Strauch’s daughters seem paragons. The worst their mum owns up to is messy rooms, long phone calls, some missed homework and slammed doors. Oh, and a bit of shopping. She skates over more extreme signs of adolescent upheaval such as running away, substance abuse, self-mutilation, vandalism, crime, road accidents, risk-taking pranks, promiscuity and suicide attempts , while the shock felt by many parents - including myself - when the beloved looks you in the eye and tells you to screw yourself, is held up as the low point.

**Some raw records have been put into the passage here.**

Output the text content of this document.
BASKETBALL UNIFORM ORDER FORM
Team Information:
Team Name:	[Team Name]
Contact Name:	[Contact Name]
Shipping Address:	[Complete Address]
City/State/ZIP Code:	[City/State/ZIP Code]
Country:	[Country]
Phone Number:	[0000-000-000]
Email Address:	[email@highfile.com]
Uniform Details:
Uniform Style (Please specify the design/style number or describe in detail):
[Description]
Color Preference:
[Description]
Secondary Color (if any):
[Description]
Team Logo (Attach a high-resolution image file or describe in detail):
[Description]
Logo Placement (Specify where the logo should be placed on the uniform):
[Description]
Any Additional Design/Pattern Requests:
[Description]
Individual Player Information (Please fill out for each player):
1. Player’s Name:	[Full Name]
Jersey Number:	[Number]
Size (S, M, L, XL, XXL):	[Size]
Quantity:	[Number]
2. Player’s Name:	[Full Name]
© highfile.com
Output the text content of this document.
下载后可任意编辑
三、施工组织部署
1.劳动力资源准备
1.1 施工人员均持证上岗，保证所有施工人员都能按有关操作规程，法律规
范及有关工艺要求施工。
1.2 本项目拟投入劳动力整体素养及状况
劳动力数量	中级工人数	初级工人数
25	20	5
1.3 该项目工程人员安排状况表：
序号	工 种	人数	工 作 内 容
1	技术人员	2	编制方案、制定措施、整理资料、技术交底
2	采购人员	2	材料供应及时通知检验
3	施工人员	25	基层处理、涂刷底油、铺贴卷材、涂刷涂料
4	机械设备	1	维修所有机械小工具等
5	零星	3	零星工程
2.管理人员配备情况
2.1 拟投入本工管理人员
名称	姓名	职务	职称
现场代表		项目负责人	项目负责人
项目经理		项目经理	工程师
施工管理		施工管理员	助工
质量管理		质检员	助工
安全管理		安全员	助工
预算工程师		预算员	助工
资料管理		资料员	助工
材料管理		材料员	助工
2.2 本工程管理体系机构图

Adolescence, it is clear, is a real set of physical events, some located in the brain, which are enacted in social contexts. It’s the contexts which create the problems. For those whose social contexts are far from upscale New York suburbs, Strauch’s book has limited reassurance value. Even within that cosy nexus, the news that Junior has wrapped Dad’s car round a tree is not likely to be less painful because the parents know that his pre-frontal cortex is not developed, his amygdala responds erratically and his hormones are surging unpredictably. Dad’s first thoughts are more likely to be: thank God he’s alive, and what’s going to happen to the insurance premiums? Youth is a disease from which we all recover, as the saying goes (attributed to early TV hostess Dorothy Fuldheim). Conversely, as Tom Stoppard quipped: “Age is a very high price to pay for maturity.”

The only way to approach these painful transitions of life is to make the best of them. If knowing more about the brain of your teen charges rings your bell, then go for Barbara Strauch’s book. It’s a lot better than asking yourself where you went wrong. And hold on to your hat, it’s a rocky ride.